This repository provides an example agent that can generate a heatmap of Airbnb listings in New York City when prompted. The agent utilizes plan-and-solve prompting with Anthropic's Claude 2 model from Amazon Bedrock.
First, we need install all dependencies. This agent uses poetry to manage dependencies.
poetry is a dependency management and packaging tool for Python.
First, we need to install poetry. If you are on OSX
brew install poetry
poetry --versionIf you are on any other OS, please follow poetry official documentation for installation.
Once poetry is installed, we will install all the dependencies using poetry. To install dependencies:
poetry installNext, lets give the unit tests a run:
poetry run pytestYou can also run unit tests with coverage:
poetry run coverage run -m pytest If the tests pass, we are ready to go!
Just in case, there is a Makefile to make our life better. You can also run make for all of these
make build
make install
make testBefore testing the agent, we will need to create the following the backing AWS account:
- An Amazon Location Place Index Resource created from Amazon Location Console.
- An Amazon Location Map Resource created from Amazon Location Console.
- An Amazon Location API Key created from Amazon Location Console. This API Key should have access permissions to 1 and 2.
After they are created, open .env file and set the following env variables:
API_KEY_NAME=<Your Amazon Location API Key of for Places and Maps>
MAP_NAME=<Your Amazon Location Maps resource name>
PLACE_INDEX_NAME=<Your Amazon Location Place Index resource name>As a default, a set of placeholders are used.
Finally, the AWS account we are going to use with the agent MUST have Claude V2 foundational model access from Bedrock. At the time of writing, this requires going to Bedrock console and explicitly clicking a button to ask for access to Claude 2. The request is automatically accepted in a couple of moments.
Now we have all the resources we need!
The agent runs locally in your machine. Use local AWS credentials that has access to Amazon Bedrock InvokeModel API. Additionally, it should have access to Amazon Location SearchPlaceIndexForText API.
In this sample, we will generate a heatmap from Airbnb database. Download
the Airbnb 2023 Open Dataset for New York from here.
Store the file inside the data folder.
wget http://data.insideairbnb.com/united-states/ny/new-york-city/2023-10-01/visualisations/listings.csv
cp listings.csv data/listings.csvThen run the following to crete a session. We are using a guid named 3c18d48c-9c9b-488f-8229-e2e8016fa851
as example session id. This will create a session with listings.csv stored inside data folder.
SESSION_ID="3c18d48c-9c9b-488f-8229-e2e8016fa851" FILE_NAME="listings.csv" make create-sessionThe agent can run inside a docker container or outside docker container. We recommend running the agent inside a docker container.
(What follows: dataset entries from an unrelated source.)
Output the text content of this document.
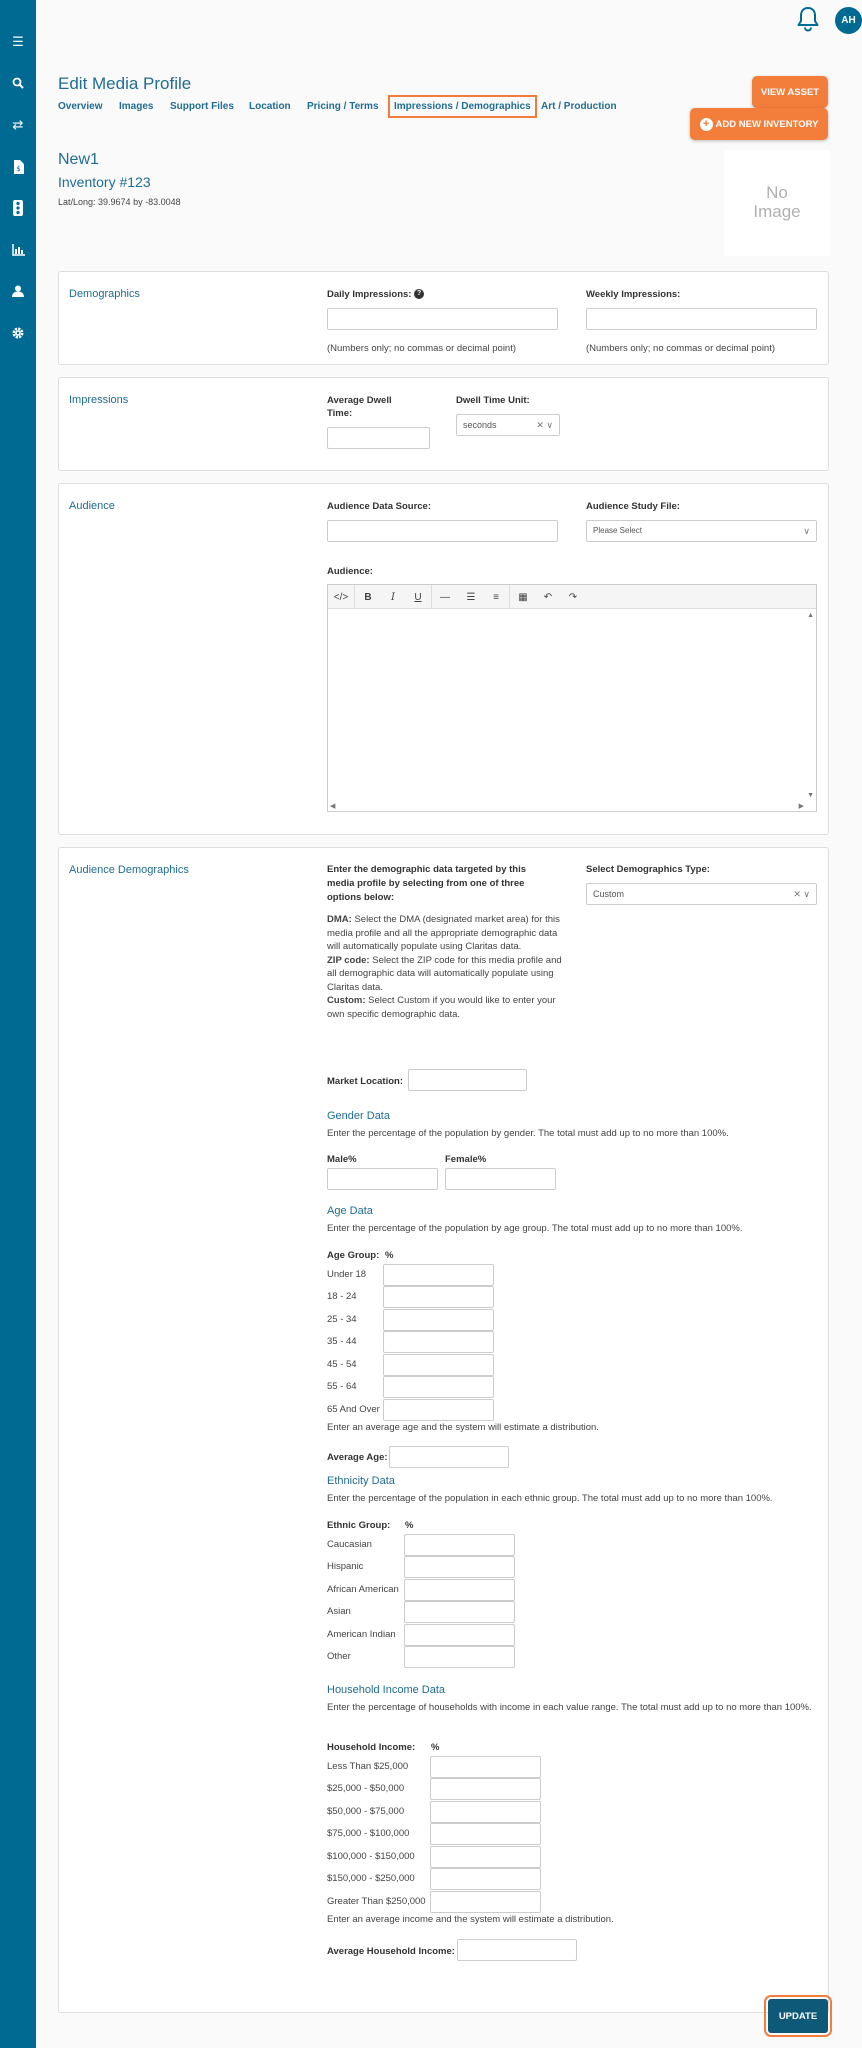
☰
⇄
$
AH
Edit Media Profile
Overview Images Support Files Location Pricing / Terms Impressions / Demographics Art / Production
VIEW ASSET
+ ADD NEW INVENTORY
New1
Inventory #123
Lat/Long: 39.9674 by -83.0048	No Image
Demographics	Daily Impressions: ?
(Numbers only; no commas or decimal point)
Weekly Impressions:
(Numbers only; no commas or decimal point)
Impressions	Average Dwell Time:
Dwell Time Unit:
seconds	✕ ∨
Audience	Audience Data Source:	Audience Study File:
Please Select	∨
Audience:
</>	B	I	U	—	☰	≡	▦	↶	↷
▲
▼
◀	▶
Audience Demographics	Enter the demographic data targeted by this media profile by selecting from one of three options below:
DMA: Select the DMA (designated market area) for this media profile and all the appropriate demographic data will automatically populate using Claritas data.
ZIP code: Select the ZIP code for this media profile and all demographic data will automatically populate using Claritas data.
Custom: Select Custom if you would like to enter your own specific demographic data.
Select Demographics Type:
Custom	✕ ∨
Market Location:
Gender Data
Enter the percentage of the population by gender. The total must add up to no more than 100%.
Male%	Female%
Age Data
Enter the percentage of the population by age group. The total must add up to no more than 100%.
Age Group: %
Under 18
18 - 24
25 - 34
35 - 44
45 - 54
55 - 64
65 And Over
Enter an average age and the system will estimate a distribution.
Average Age:
Ethnicity Data
Enter the percentage of the population in each ethnic group. The total must add up to no more than 100%.
Ethnic Group: %
Caucasian
Hispanic
African American
Asian
American Indian
Other
Household Income Data
Enter the percentage of households with income in each value range. The total must add up to no more than 100%.
Household Income: %
Less Than $25,000
$25,000 - $50,000
$50,000 - $75,000
$75,000 - $100,000
$100,000 - $150,000
$150,000 - $250,000
Greater Than $250,000
Enter an average income and the system will estimate a distribution.
Average Household Income:
UPDATE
This way, the generated code can not create any unexpected side effect.
We can build the docker image for the agent by:
docker build -t agent .Then, we can shell into docker by:
docker run --rm -it -v ~/.aws:/root/.aws --entrypoint bash agentThen, start the agent using inside docker:
poetry run agent --session-id 3c18d48c-9c9b-488f-8229-e2e8016fa851If you want to use an AWS profile, there is a --profile flag available
poetry run agent --session-id 3c18d48c-9c9b-488f-8229-e2e8016fa851 --profile some-aws-profileThe agent will write all generated content under geospatial-agent-session-storage folder.
Now, when prompted by the agent, we can use the following input to generate the heatmap.
I've uploaded the file listings.csv. Draw a heatmap of Airbnb listing price.
And then, let the agent do its thing!
This agent can work on datasets other than the one used for training, but its performance is not guaranteed to be perfect on all datasets and tasks.
The agent can generate high-level plans to solve problems. However, to translate those plans into executable code, it relies on the Claude 2 model which is good at writing Python code using built-ins but has limitations. Claude 2 scored 74% on the HumanEval Python test.
To reliably write code dealing with geospatial data, the agent would need additional training focused on libraries like geopandas, matplotlib, and pydeck. In particular, knowledge of geopandas is crucial for spatial joins.
While the agent can plan spatial joins, it often fails to write functioning geopandas code to join columns from two dataframes. Common issues include data type mismatches and coordinate system incompatibilities. We tried addressing these with prompting, but without further tuning or a model specialized for geopandas, success rates across diverse datasets will be limited.
This agent relies on generative AI, which has inherent limitations. Retrying once or twice may yield better results if an interaction is unsatisfactory.